“Whilst we’re asking questions,” Viola said, leaning back as the waiter placed their plates down, “what got you into horse riding?”
“My mother’s insistence. I was quite resistant to begin with.”
“Why?”
Gillian took a deep breath as she put her napkin on her lap. It felt silly to admit it now. With Viola’s eyes fixed and demanding, she answered truthfully. “I was scared of them.”
“Really?” Viola said with a hint of surprise.
“Yes, really,” Gillian echoed back.
“Sorry, it just seems odd when you are such a natural with Dudley. What made you overcome your fear?”
“Hen. I saw her passion for them. She trusted them, and I trusted her.”
Viola smiled. “Why was your mum keen for you to learn to ride?”
Gillian hesitated as she stabbed a new potato with her fork. Was she about to reveal her whole past, to Viola? She knew she was in safe hands. The most she was likely to receive from her was some light teasing, which she secretly found enjoyable. “You must have heard the term ‘Fake it until you make it’.”
“Of course. I was guilty of a bit of that in my early career.”
“My mother lived by that… with good reason. Not that I appreciated it at the time. My current position has forced me to become humble in some respects, and I can see she was trying to do her best.”
“What were you faking exactly?”
A reassuring smile from across the table encouraged Gillian on.
“Our position in society. My father was a successful man, and we were comfortable by the day’s standard. He was an accountant— until he went through a breakdown. I would say he recovered, but he was never the same again. He couldn’t work as an accountant anymore; he struggled with any work, to be honest. He managed to get a job working for the council as a bin man; it worked for him. I remember him telling me he found peace in the simplicity of a physical task. The fact it would knock him out at the end of a shift no doubt helped.”
Viola’s eyebrows lifted as she took a sip from her glass. “Oh.”

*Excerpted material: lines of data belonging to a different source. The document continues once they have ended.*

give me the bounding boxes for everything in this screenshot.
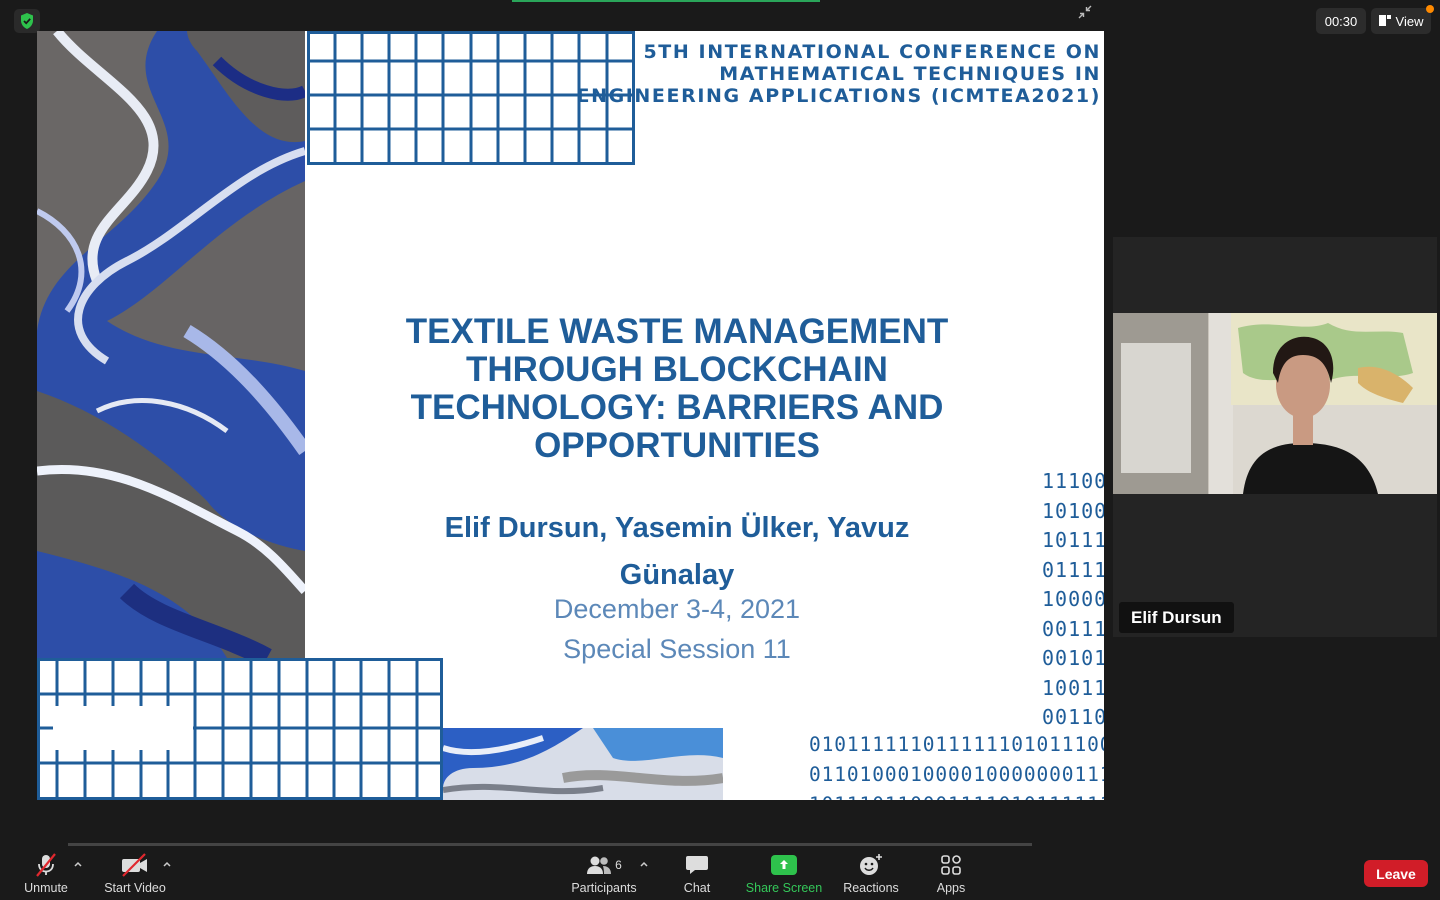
participants-options-caret-icon[interactable] [639, 859, 649, 869]
view-layout-icon [1378, 14, 1391, 29]
binary-line: 001111 [1042, 616, 1104, 641]
binary-line: 101110 [1042, 528, 1104, 552]
binary-line: 011111 [1042, 557, 1104, 582]
decorative-grid-bottom-left [37, 658, 443, 800]
binary-line: 101001 [1042, 498, 1104, 523]
reactions-button[interactable]: Reactions [840, 851, 902, 897]
leave-button[interactable]: Leave [1364, 860, 1428, 887]
notification-dot [1426, 5, 1434, 13]
audio-options-caret-icon[interactable] [73, 859, 83, 869]
conference-line: 5TH INTERNATIONAL CONFERENCE ON [643, 41, 1101, 63]
marble-pattern-image [37, 31, 305, 658]
authors-line: Günalay [619, 559, 735, 591]
binary-line: 100111 [1042, 675, 1104, 700]
slide-title-line: TECHNOLOGY: BARRIERS AND [410, 388, 944, 427]
reactions-smiley-icon [858, 851, 884, 879]
conference-line: ENGINEERING APPLICATIONS (ICMTEA2021) [576, 85, 1101, 107]
participants-button[interactable]: 6 Participants [568, 851, 640, 897]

“I didn’t even care that I got teased at school for it. I was happy that he’d found some peace. My mother, on the other hand, wasn’t someone to disappoint, and being married to a bin man wasn’t what she had planned. If that wasn’t embarrassing enough for my mother, one day he up and left. She was mortified — not that he left, more so about what the neighbours would think.”
Viola nodded. “Being a single mum in those days wasn’t the done thing.”
“Exactly. For a while, she claimed he’d got a job working away. When he never returned to visit, it became harder to keep up with the lies. People notice things, and they gossip. We moved to an area where people didn’t know us, and she claimed she was a widow. There was a whole new set of people for her to impress.”
“Did that help?”
“Moving didn’t stop us being poor. That’s something that follows you everywhere. Even into your bed when you’re freezing because you can’t afford heating. I was entitled to free school dinners at school, but my mother was too embarrassed to allow it. She didn’t want the other children telling their parents we were poor. I got a lunchbox with barely enough to feed a pigeon. She would rather her child went hungry than lose face.”
“God. I’m sorry, Gillian.”
“It didn’t help that she would buy things we didn’t need, with money we didn’t have, to impress people she didn’t even like.”
“Is this how you met Hen?”
Gillian nodded, swallowing her mouthful before answering. “Riding lessons were her attempt to mix me with what she called ‘the right sort of person’. Hen’s parents owned the riding school.”
“Ah, yes, you mentioned that before. You didn’t meet her at school then?”
“No. Hen was a day student at a nearby private school. No matter how much my mother wanted to pretend, she couldn’t afford private school fees. She would tell people she wanted me to have a more natural upbringing and to learn to socialise with people from all walks of life. She supported our friendship, urging me to spend time with Hen’s family and join them for weekend events when I was invited. She hoped Hen would ‘rub off’ on me.”
Viola smirked and then covered her mouth. “Oh, sorry, Gillian.”
A smile edged onto Gillian’s lips as she realised what she’d said. “You know how that ended and how mortified she was when she found out about us. She believed she had caused it by pushing me towards Hen in the first place.”
“I don’t think it works like that. It’s not the common cold.”